Erken seçim olmayabilir ama başkanlık anayasası gündemde

Başbakan Ahmet Davutoğlu’nun gidişi ani ve hazin oldu.

Haberin Devamı

Biz de kestirmeden gidelim, kitabın ortasından konuşalım.

Davutoğlu’nun, en iyi Cumhurbaşkanı Tayyip Erdoğan’ın bildiği AK Parti mekanizmaları üzerinden görevi terke zorlanmasıyla siyasi atmosferi kökünden değiştiren bir durum çıktı ortaya.

Şu an gündemde olan fiili yarı-başkanlık sistemidir.

Yani başbakanın cumhurbaşkanının yüzde yüz bilgi ve onayı içinde hükümet ve parti işlerini yönetmesinin beklendiği bir sistem.

O nedenle 22 Mayıs’taki olağanüstü kongreden kimin başbakan olarak çıkacağının işin gidişatı üzerinde bir etkisi olmayacaktır.

O nedenle şu anda Ankara’da cevabını arayan iki kritik sorudan birisi “Başbakan kim olacak?” merakı değildir; Erdoğan kimi istiyorsa o olacaktır.
 
Oysa Davutoğlu örneği de Erdoğan’a gösterdi ki, işin içine insan unsuru girince, uygulamayı kitaba bağlamayınca olmuyor.

Bu sistem, Erdoğan Cumhurbaşkanı, AK Parti tek başına iktidar olduğu halde dün itibarıyla çatlamışsa, halk tarafından seçilmiş cumhurbaşkanıyla hükümet ayrı partilerden oluştuğunda daha derin çelişkiler çıkar.

Oysa Erdoğan şöyle düşünüyor: Ben yüzde 52 ile seçildim. Yürütmenin başı benim. Ama yetkilerimi kullanamıyorum. Mesela, başkomutan benim, ama
Genelkurmay ile MİT Başbakana bağlı. Verdiğim sözler var, yerine getiremiyorum, getiremedikçe de güç kaybediyorum.

Erdoğan’ın değişik zamanlarda değişik kişilere ifade ettiklerinin bir özetidir, mealidir bu.

Bu mantık içinde Meclis’e, parlamenter siteme, yargının yürütmeyi denetimine fazla yer yoktur.

Davutoğlu’nun muhalefet tarafından düşürülmeden, seçim kaybetmeden, istifa dahi etmeden gidişi, başkanlık sistemine doğru bir adım olmuştur ve görünüşte “Ne gerek var, böyle gider” denilse de bir Anayasa değişikliğini zorlamaktadır.

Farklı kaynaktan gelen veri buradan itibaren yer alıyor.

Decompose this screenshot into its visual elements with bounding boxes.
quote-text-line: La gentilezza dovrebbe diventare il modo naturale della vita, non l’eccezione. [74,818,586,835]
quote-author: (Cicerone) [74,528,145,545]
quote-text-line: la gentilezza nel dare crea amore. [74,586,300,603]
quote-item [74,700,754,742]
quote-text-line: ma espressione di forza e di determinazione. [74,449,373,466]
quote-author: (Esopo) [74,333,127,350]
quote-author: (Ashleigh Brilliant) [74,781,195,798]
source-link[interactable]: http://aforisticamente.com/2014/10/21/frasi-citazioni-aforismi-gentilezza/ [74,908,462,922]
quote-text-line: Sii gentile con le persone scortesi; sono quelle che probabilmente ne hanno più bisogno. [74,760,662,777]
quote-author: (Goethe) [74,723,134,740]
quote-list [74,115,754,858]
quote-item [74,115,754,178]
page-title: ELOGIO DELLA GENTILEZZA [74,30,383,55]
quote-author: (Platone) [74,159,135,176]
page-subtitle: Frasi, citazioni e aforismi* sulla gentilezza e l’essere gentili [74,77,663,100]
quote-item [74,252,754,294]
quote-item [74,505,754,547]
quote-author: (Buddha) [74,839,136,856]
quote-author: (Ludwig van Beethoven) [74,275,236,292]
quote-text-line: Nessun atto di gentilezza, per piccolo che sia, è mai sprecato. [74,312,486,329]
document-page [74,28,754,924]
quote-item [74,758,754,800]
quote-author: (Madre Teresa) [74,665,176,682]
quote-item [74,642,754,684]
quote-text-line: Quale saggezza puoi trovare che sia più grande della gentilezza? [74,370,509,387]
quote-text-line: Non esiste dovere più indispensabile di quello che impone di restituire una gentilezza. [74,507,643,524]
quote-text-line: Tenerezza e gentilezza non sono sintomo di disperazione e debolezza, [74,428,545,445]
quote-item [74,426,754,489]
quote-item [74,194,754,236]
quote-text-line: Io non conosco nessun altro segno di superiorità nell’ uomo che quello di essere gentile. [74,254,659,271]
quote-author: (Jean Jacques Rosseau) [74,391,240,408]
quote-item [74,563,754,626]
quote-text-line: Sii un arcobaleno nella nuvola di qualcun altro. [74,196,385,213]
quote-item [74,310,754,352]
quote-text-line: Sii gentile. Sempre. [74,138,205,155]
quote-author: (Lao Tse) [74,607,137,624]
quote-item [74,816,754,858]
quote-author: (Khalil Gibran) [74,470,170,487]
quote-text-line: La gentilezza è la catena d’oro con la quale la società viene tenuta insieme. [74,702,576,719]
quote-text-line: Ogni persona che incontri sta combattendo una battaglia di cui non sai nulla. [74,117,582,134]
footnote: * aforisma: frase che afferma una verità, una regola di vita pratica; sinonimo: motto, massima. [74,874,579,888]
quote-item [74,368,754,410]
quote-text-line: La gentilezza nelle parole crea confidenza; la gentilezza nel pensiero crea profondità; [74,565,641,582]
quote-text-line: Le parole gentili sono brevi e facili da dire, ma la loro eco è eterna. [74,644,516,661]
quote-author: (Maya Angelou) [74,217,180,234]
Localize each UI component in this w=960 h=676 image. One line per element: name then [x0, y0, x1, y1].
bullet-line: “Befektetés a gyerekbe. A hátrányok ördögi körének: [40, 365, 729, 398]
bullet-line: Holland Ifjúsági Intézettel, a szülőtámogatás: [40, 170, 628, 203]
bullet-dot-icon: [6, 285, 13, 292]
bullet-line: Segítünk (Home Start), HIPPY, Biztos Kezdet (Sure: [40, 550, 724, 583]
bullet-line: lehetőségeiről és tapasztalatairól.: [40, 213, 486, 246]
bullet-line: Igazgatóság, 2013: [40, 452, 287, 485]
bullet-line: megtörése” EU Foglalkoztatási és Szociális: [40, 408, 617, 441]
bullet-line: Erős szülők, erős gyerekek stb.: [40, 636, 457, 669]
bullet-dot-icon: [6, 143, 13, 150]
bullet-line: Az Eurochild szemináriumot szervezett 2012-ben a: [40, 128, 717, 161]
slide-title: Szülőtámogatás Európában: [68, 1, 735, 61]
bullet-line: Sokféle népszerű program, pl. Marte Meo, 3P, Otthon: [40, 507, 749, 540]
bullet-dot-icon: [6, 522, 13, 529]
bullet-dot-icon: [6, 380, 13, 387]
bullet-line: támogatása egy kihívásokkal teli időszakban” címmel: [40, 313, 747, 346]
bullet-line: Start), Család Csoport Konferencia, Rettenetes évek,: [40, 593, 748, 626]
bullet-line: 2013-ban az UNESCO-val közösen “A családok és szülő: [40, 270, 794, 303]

Öyleyse Ankara’daki ilk kritik soru olan “Anayasa değişikliği gelir mi?” sorusunun cevabı, “Muhtemelen gelir ve başkanlık sistemiyle gelir” olarak verilebilir.
 
İkinci soru “Erken seçim var mı?” sorusudur.

Her ne kadar MHP ile HDP’nin yüzde 10 barajı altında kalma hesaplarıyla erken seçim senaryoları kuruluyor olsa da, erken seçim ihtimali yüksek görünmüyor.

Birincisi, daha yedi ayını doldurmamış bir Meclis var ortada.

İkincisi, Erdoğan seçimi, sandığı çok seven bir siyasetçi, etrafında da bunu önerenler var, ama bir yandan doğu ve güneydoğuda bütün ateşiyle süren PKK ile mücadele, diğer yandan seçim ekonomisinin getireceği yeni yükler tereddüdü var.

Üçüncüsü, Davutoğlu örneği ortadayken ve ne olursa olsun tepelerinde erken seçim kılıcı sallanıyorken, AK Partili vekillerin her türlü oylamada fire vermeme ihtimali çok yüksek.

Erdoğan, 330 sınırını diğer partilerdeki, özellikle de MHP’deki çözülmeyle yakalayacağına inanırsa, erken seçimi pas geçip, anayasa değişikliği referandumu için kullanabilir o barutu.
 
Ortada başka sorular da var.

Mesela aylardır bekleyen bürokrasi atamaları… Onları, tabii Erdoğan’ın istediği doğrultuda Davutoğlu mu imzalayacak giderayak, yoksa 22 Mayıs sonrası yeni Başbakan mı?

Ama en önemlisi bu iki soru.

Cevabı özetleyelim: Erken seçim olmayabilir ama başkanlık anayasası gündemde.